In the glitzy world of today's celebrity culture, the term "National Treasure" is sometimes too freely attributed to people who do not really have the longevity or profile to deserve such an accolade!
However, Robin Hood has been frequently referred to in these terms and is not just a "national treasure" but is also globally recognised as the world's favourite adventure hero, whose 500 year old story is a legendary classic!

So I got to wondering if other countries also regarded their folk heroes as "National Treasures" - and if and how they used these iconic figures to promote their country to the international tourism industry etc.? That's when I came across a report on how Transylvania markets its Count Dracula legend and realised that Nottingham and Nottinghamshire may be only playing in the minor league!

An article from the professional business magazine "Marketing" outlined how the Transylvanian government had secured a European Council funded programme to develop a strategy for Romania's huge tourist potential and had identified Dracula as a separate national tourist asset, alongside Black Sea beaches, mountains and spas.
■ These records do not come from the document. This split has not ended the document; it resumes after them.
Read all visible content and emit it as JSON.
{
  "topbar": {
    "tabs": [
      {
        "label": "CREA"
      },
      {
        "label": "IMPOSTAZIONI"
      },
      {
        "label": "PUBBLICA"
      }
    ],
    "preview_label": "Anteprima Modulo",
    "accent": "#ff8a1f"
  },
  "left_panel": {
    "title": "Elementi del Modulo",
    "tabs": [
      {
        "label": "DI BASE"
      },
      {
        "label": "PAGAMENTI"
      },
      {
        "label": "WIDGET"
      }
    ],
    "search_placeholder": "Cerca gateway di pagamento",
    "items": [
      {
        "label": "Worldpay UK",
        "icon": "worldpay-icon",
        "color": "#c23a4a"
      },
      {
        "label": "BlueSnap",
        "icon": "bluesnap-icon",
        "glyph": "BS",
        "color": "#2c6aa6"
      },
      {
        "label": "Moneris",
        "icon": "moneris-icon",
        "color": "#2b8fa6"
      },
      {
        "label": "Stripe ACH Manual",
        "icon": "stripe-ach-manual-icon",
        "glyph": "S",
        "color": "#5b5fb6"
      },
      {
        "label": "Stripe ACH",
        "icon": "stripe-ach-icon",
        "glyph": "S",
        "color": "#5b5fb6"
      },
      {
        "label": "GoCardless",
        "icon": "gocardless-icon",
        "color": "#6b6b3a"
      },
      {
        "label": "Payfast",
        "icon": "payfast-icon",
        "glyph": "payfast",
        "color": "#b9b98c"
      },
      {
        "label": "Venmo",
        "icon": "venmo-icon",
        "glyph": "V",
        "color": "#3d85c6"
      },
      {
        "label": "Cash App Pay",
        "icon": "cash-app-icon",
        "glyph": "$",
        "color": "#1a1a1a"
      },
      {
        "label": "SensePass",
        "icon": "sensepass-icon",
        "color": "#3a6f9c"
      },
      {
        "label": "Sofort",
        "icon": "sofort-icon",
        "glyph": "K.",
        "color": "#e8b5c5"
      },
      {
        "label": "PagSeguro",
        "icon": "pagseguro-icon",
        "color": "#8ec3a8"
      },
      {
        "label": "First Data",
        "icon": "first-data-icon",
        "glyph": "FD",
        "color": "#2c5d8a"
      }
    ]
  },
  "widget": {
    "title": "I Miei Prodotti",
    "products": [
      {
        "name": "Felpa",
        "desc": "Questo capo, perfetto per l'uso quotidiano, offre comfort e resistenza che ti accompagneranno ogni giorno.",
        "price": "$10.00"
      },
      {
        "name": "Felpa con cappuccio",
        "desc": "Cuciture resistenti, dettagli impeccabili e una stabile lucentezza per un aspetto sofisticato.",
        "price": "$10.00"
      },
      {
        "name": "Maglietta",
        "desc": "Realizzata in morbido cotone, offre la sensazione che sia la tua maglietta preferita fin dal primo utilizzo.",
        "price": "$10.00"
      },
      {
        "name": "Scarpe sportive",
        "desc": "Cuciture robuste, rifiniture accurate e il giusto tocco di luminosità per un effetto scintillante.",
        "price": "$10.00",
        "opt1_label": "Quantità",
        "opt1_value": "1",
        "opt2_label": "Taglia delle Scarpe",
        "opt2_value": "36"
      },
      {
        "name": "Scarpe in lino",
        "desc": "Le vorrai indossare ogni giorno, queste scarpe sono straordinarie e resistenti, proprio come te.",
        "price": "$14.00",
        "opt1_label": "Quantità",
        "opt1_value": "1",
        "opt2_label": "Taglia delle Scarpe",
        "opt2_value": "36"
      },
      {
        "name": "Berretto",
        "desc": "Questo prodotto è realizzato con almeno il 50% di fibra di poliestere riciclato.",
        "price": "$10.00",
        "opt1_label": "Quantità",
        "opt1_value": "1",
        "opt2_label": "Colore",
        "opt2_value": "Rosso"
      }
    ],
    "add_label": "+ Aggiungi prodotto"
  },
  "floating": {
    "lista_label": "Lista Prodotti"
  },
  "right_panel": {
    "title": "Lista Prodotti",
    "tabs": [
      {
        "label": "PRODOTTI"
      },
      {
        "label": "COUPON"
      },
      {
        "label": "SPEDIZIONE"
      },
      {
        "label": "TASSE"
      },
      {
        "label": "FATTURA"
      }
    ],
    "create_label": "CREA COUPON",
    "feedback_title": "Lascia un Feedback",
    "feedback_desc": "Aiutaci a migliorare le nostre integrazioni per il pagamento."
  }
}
This had brought about a World Dracula Congress in Bucharest in 1995 attended by historians, folklorists and "vampir-ologists" from all around the globe.

Recognising the value of an international brand name such as Dracula, the Transylvanian Society of Dracula had established itself as a non-profit making organisation and to fund its activities, it offered Dracula Tours, ranging from a Grade One Tour - "suitable for balanced, classical minds, interested in the Gothic approaches to issues of broader existence" - to Grade Three tours, reserved for true initiates!

The organisation also produced a collection of quality merchandise aimed at tourists, that encompassed the finest Romania had to offer in silverware, glass, and china etc. – all discreetly hallmarked with the Dracula logo –a dragon in the shape of the letter D!"

From a completely opposite marketing perspective, I later read about the tiny community of Hell, in southeast Michigan, USA, that uses all the benefits of its iconic name with the obvious word-play on "going to Hell" or "going through Hell" etc. A convenience store and bait shop also served as the Post Office, where you could get letters hand-stamped with a "From Hell" postmark or a message to let the world know that you've "been to Hell and back!" They even sold tiny baseball bats engraved with "A Bat out of Hell!"

Whatever you might think of these two extremely different approaches, in their own way, they both make the absolute most of their legendary associations – which is a conundrum that our City and County are still struggling with!